The ball soared off Jonathan Heming’s bat and toward the right-centerfield gap, and with runners moving on two outs from first and third and Forsyth Central clinging to a one-run lead, everything depended on Bulldogs centerfielder Chase Hillenbrand.
Which was fitting. With two SEC-caliber pitchers back in Ethan Hankins, a Vanderbilt signee, and Mitchell Gross, a Georgia commit, the Bulldogs’ chances of a fourth-straight state playoff appearance entering the season depended on how well a new crop of position players would perform.
Hillenbrand is one of them, and he recognized the stakes as he raced toward the ball Tuesday.
“I knew the game was on the line,” Hillenbrand said.
Hillenbrand needed every stride to make the catch that
finally sealed Central’s 4-3 win, and all around him celebration broke out.
Catcher Greg Wozniak flung his mask and roared.
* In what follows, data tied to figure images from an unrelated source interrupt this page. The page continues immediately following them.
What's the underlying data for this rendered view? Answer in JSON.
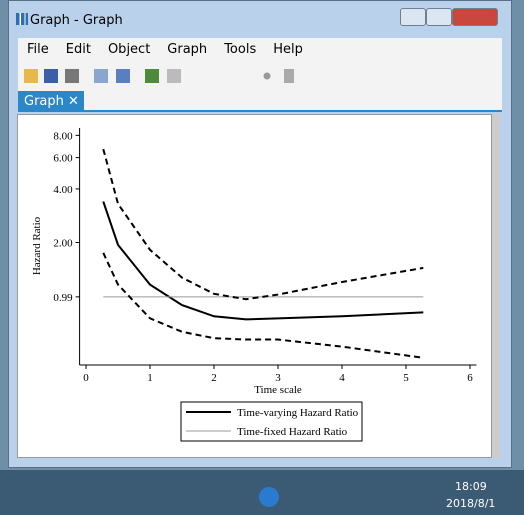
{
  "window": {
    "title": "Graph - Graph",
    "menus": [
      "File",
      "Edit",
      "Object",
      "Graph",
      "Tools",
      "Help"
    ],
    "tab": "Graph"
  },
  "taskbar": {
    "time": "18:09",
    "date": "2018/8/1"
  },
  "chart_data": {
    "type": "line",
    "x_label": "Time scale",
    "y_label": "Hazard Ratio",
    "x": [
      0.27,
      0.5,
      1,
      1.5,
      2,
      2.5,
      3,
      4,
      5.27
    ],
    "series": [
      {
        "name": "Time-varying Hazard Ratio",
        "color": "#000000",
        "values": [
          3.4,
          1.94,
          1.16,
          0.89,
          0.77,
          0.74,
          0.75,
          0.77,
          0.81
        ]
      },
      {
        "name": "Time-fixed Hazard Ratio",
        "color": "#999999",
        "values": [
          0.99,
          0.99,
          0.99,
          0.99,
          0.99,
          0.99,
          0.99,
          0.99,
          0.99
        ]
      },
      {
        "color": "#000000",
        "dash": true,
        "values": [
          6.7,
          3.3,
          1.82,
          1.27,
          1.03,
          0.96,
          1.02,
          1.2,
          1.44
        ]
      },
      {
        "color": "#000000",
        "dash": true,
        "values": [
          1.75,
          1.16,
          0.75,
          0.63,
          0.58,
          0.57,
          0.57,
          0.52,
          0.45
        ]
      }
    ],
    "xlim": [
      -0.1,
      6.1
    ],
    "xticks": [
      0,
      1,
      2,
      3,
      4,
      5,
      6
    ],
    "ylim": [
      0.41,
      8.8
    ],
    "ylog": true,
    "yticks": [
      {
        "value": 0.99,
        "label": "0.99"
      },
      {
        "value": 2,
        "label": "2.00"
      },
      {
        "value": 4,
        "label": "4.00"
      },
      {
        "value": 6,
        "label": "6.00"
      },
      {
        "value": 8,
        "label": "8.00"
      }
    ],
    "grid": false
  }
}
Rightfielder Jacob Holton gave Hillenbrand
him a hug in the outfield, and the Bulldogs mobbed the junior as he came off
the field.
“That’s a ball he catches pretty routine in practice,” Central head coach Kevin McCollum said.
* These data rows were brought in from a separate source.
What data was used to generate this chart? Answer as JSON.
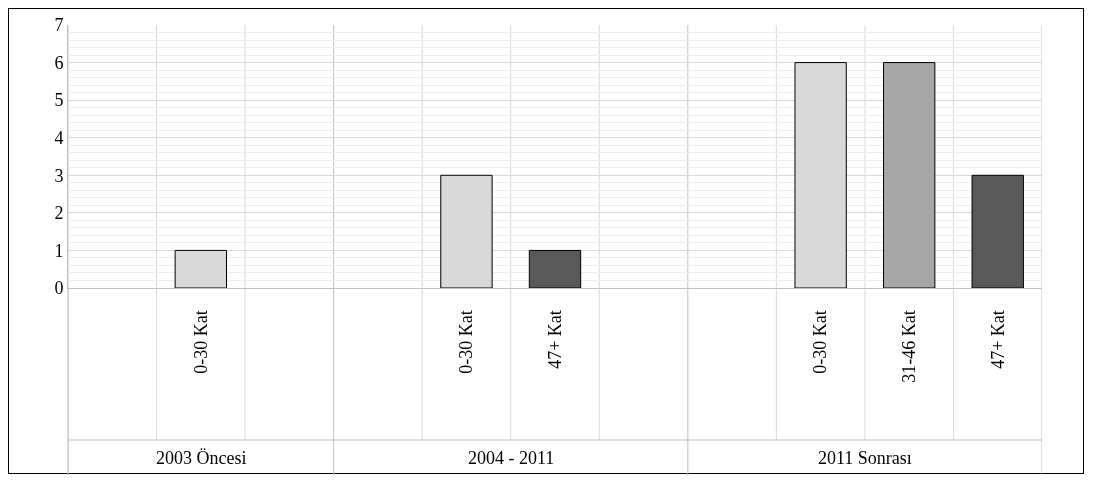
{
  "chart_data": {
    "type": "bar",
    "categories": [
      null,
      "0-30 Kat",
      null,
      null,
      "0-30 Kat",
      "47+ Kat",
      null,
      null,
      "0-30 Kat",
      "31-46 Kat",
      "47+ Kat"
    ],
    "values": [
      null,
      1,
      null,
      null,
      3,
      1,
      null,
      null,
      6,
      6,
      3
    ],
    "colors": [
      "#d9d9d9",
      "#d9d9d9",
      "#d9d9d9",
      "#d9d9d9",
      "#d9d9d9",
      "#595959",
      "#d9d9d9",
      "#d9d9d9",
      "#d9d9d9",
      "#a6a6a6",
      "#595959"
    ],
    "annotations": [
      "2003 Öncesi",
      "2004 - 2011",
      "2011 Sonrası"
    ],
    "ylim": [
      0,
      7
    ],
    "yticks": [
      0,
      1,
      2,
      3,
      4,
      5,
      6,
      7
    ],
    "grid": true
  }
}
Little had gone right for the Bulldogs during the non-region portion of their schedule. Hankins, the No. 1-ranked MLB Draft prospect, has made more headlines for a video of a bat-flip after a home run that went viral than his work on the mound. The 6-foot-6 senior hasn’t pitched since coming out of his second start of the season February 17 with shoulder issues, and McCollum declined to offer any update on his potential return after Tuesday’s game. Plus, a brutal schedule took its toll on a team replacing so many starters as the Bulldogs lost 10 of their first 11 games.
“We played some good teams, but we found a lot of ways to beat ourselves,” McCollum said, “whether it was throwing the ball across the plate or making some mistakes out in the field or watching too many good pitches go by the bat.”
Those tendencies were still evident Tuesday. Central (3-10, 1-0) committed four errors, twice on pick-off attempts to first base, and they loaded the bases with no outs in the top of the second inning but produced nothing.
What was more evident was a resiliency McCollum didn’t always see from his squad during the non-region schedule. When Jack Fleming hit a RBI triple in the bottom of the third to give Lambert a 1-0 lead, the Bulldogs responded in the top of the fourth with a two-run double from Jonathan Bergmoser and a RBI single by Greg Tasos for a 3-1 lead.
When Lambert tied the game in the bottom of the sixth, then got two quick outs in the top of the seventh, Central stiffened. Greg Wozniak doubled to centerfield, and Holton was intentionally walked to pitch to Hankins, who hit a sky-high pop-up that dropped between three Lambert players along the third base line in left field to score Wozniak for the eventual game-winning run.
“We’ve had our ups and downs, but we knew we had it in us,” Hillenbrand said. “We knew we had to come out and show it tonight.”